En esta columna solemos cuestionar algunas ideas socialmente establecidas en el plano de las finanzas personales, las inversiones y la relación con el dinero. El trabajo también forma parte de este universo en tanto generador de ingresos.
En consecuencia, vamos a abordar el trabajo desde una óptica que no por negativa deja de ser realista: ¡feliz día del stress, de la falta de tiempo y del sacrificio!
¿Acaso estamos festejando por aquello que nos consume cada vez más tiempo y no nos garantiza un mayor poder adquisitivo sino una falsa libertad?
Veamos…
Relación de dependencia y falsa libertad
Cada día, billones de personas alrededor del mundo se dirigen en una suerte de procesión religiosa hacia el lugar donde pasarán gran parte de su tiempo vital: la oficina, la fábrica o cualquier otro ámbito de trabajo.
El empleo en relación de dependencia es un contrato simple en donde una de las partes ofrece una compensación económica a la otra a cambio de su tiempo y la aplicación de sus conocimientos. Esta relación genera en el empleado una sensación de pertenencia, reduce su incertidumbre acerca de cómo hacerse de dinero mes a mes, y combate su ansiedad acerca de qué hacer a lo largo del día, puesto que le demanda más de la mitad de las horas que pasa despierto.

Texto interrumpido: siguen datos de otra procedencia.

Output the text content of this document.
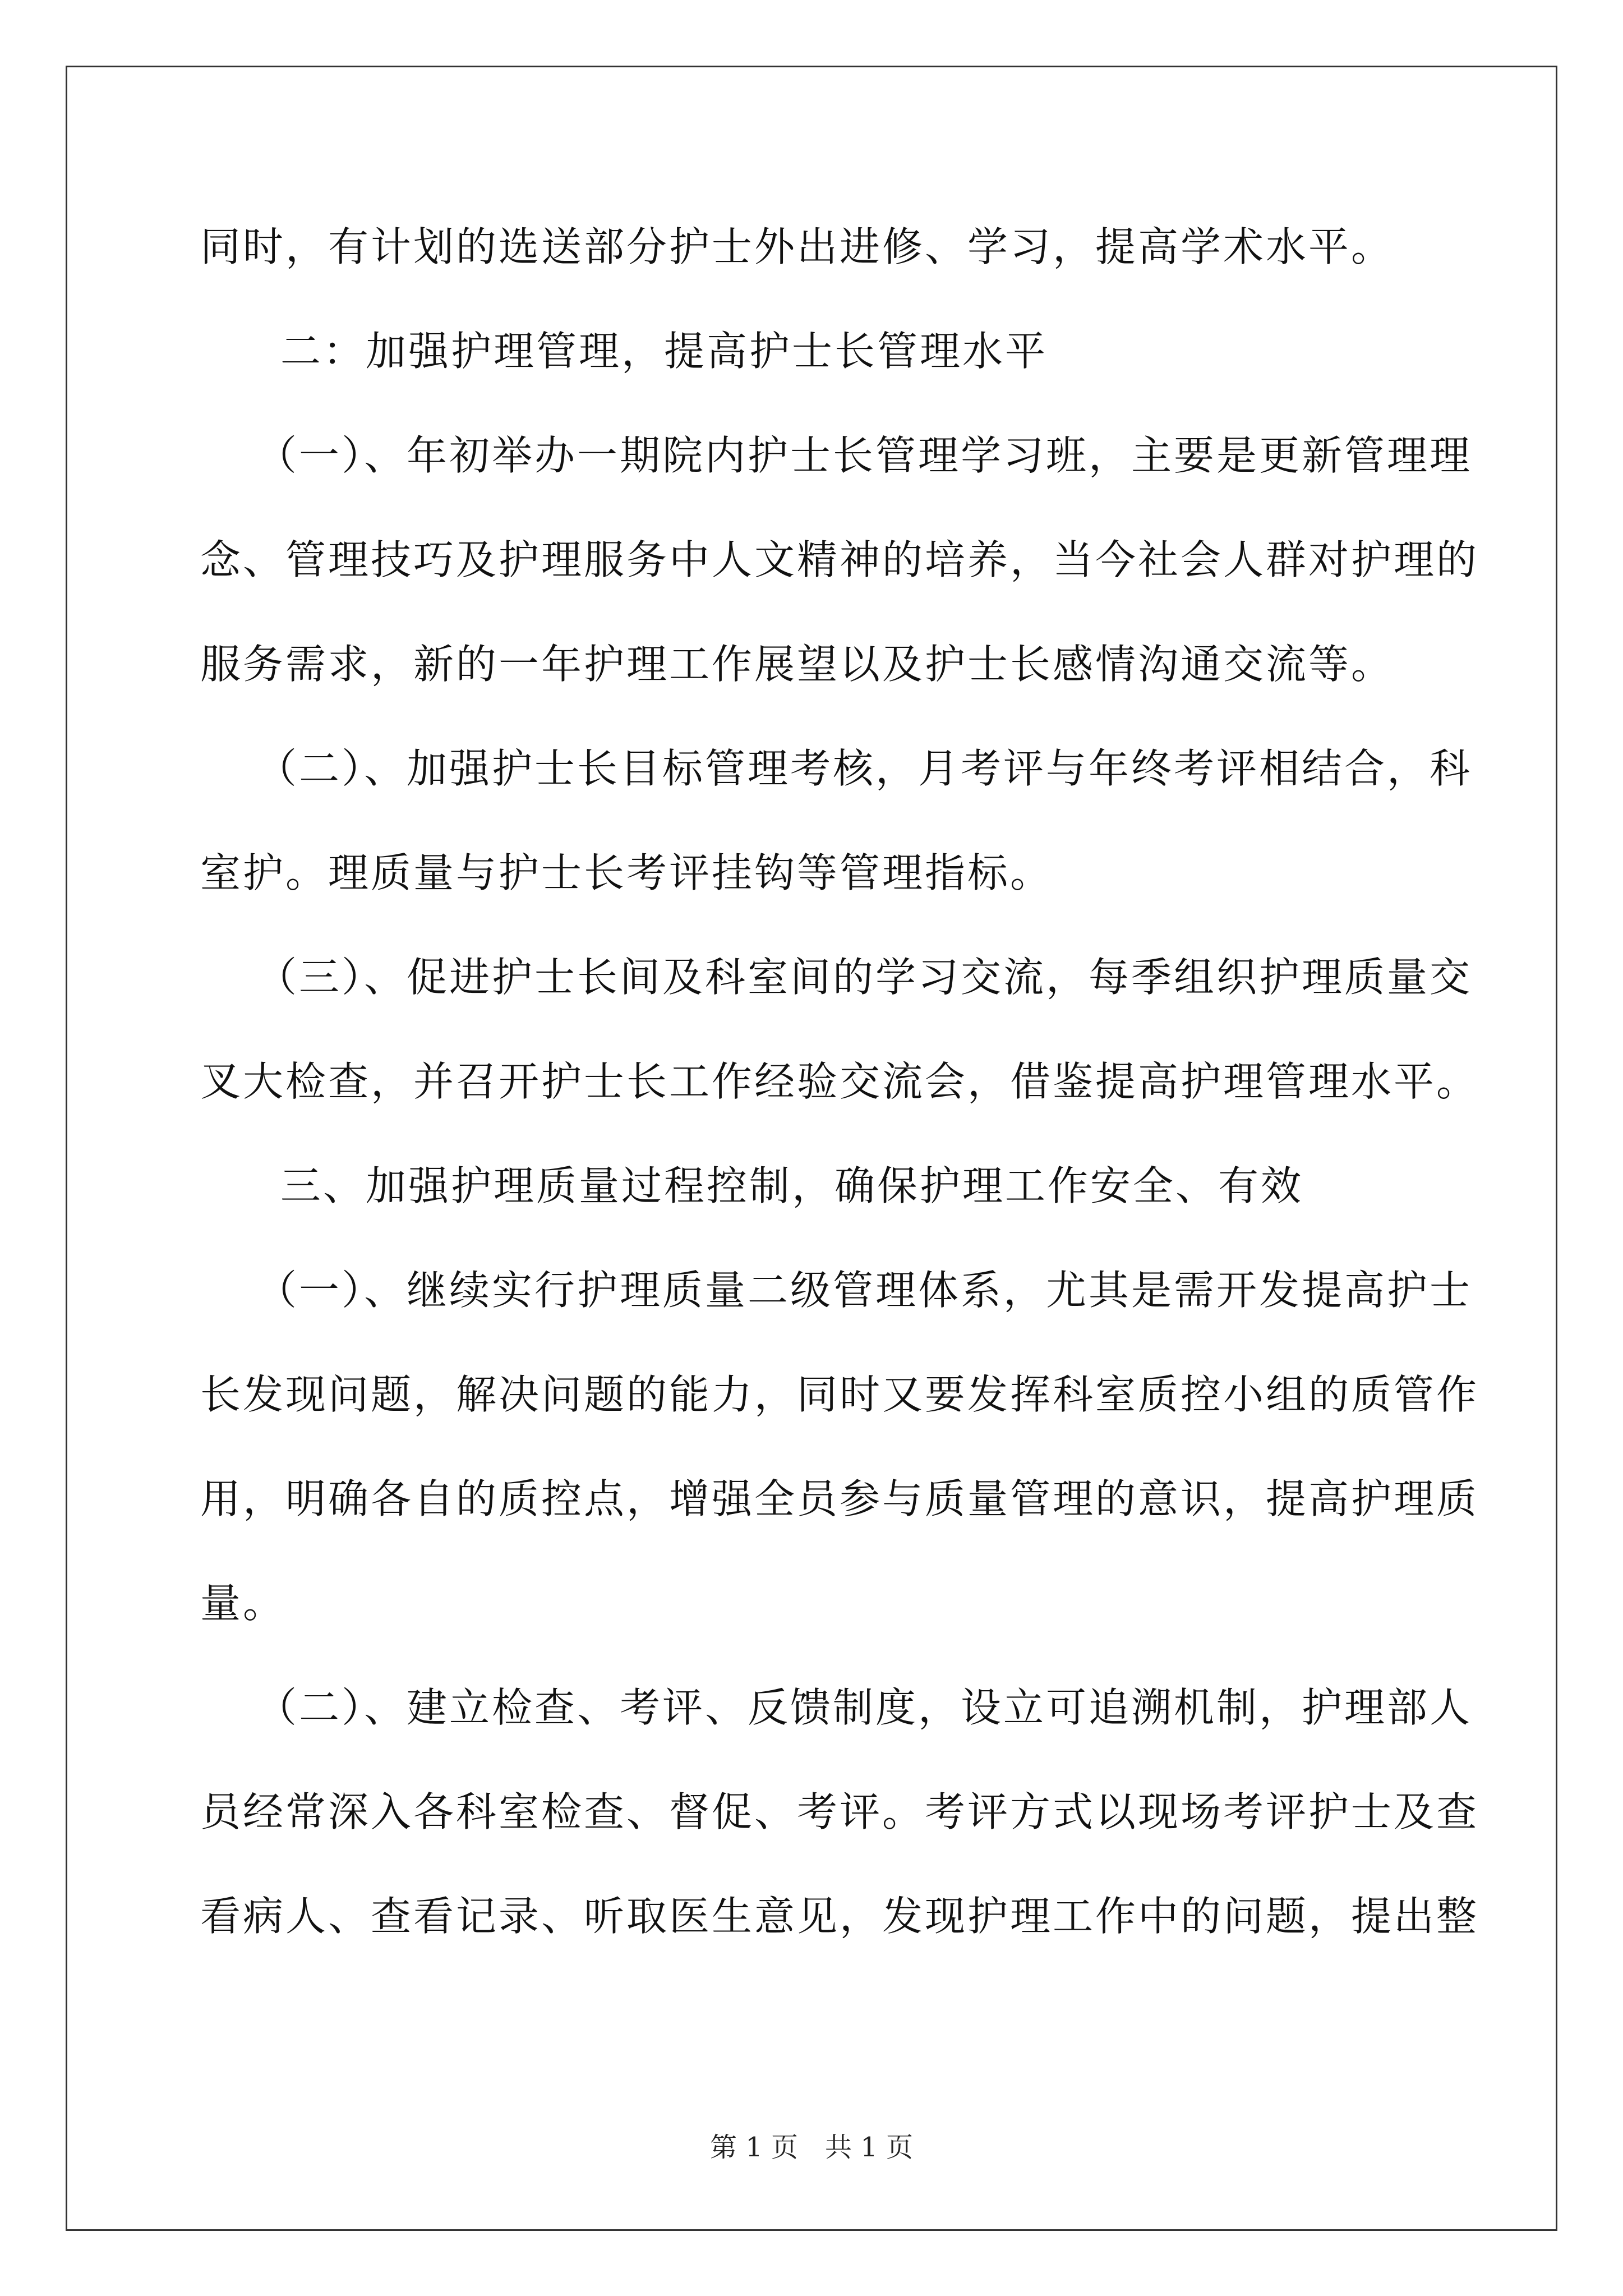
同时，有计划的选送部分护士外出进修、学习，提高学术水平。
二：加强护理管理，提高护士长管理水平
（一）、年初举办一期院内护士长管理学习班，主要是更新管理理
念、管理技巧及护理服务中人文精神的培养，当今社会人群对护理的
服务需求，新的一年护理工作展望以及护士长感情沟通交流等。
（二）、加强护士长目标管理考核，月考评与年终考评相结合，科
室护。理质量与护士长考评挂钩等管理指标。
（三）、促进护士长间及科室间的学习交流，每季组织护理质量交
叉大检查，并召开护士长工作经验交流会，借鉴提高护理管理水平。
三、加强护理质量过程控制，确保护理工作安全、有效
（一）、继续实行护理质量二级管理体系，尤其是需开发提高护士
长发现问题，解决问题的能力，同时又要发挥科室质控小组的质管作
用，明确各自的质控点，增强全员参与质量管理的意识，提高护理质
量。
（二）、建立检查、考评、反馈制度，设立可追溯机制，护理部人
员经常深入各科室检查、督促、考评。考评方式以现场考评护士及查
看病人、查看记录、听取医生意见，发现护理工作中的问题，提出整
第 1 页　共 1 页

Trabajar en relación de dependencia pareciera ser la solución perfecta: obra social, jubilación, aguinaldo, vacaciones, indemnización en caso de despido. Se trata, de hecho, de algunos de los supuestos beneficios que los empleadores esgrimen a la hora de ofrecer un puesto. Además, prometen expresa o tásitamente que el sueldo estará depositado del 1 al 5 de cada mes y que podremos saber exactamente su monto antes de percibirlo.
De esta forma, billones de personas alrededor del mundo renuncian a lo que verdaderamente quisieran hacer con su tiempo.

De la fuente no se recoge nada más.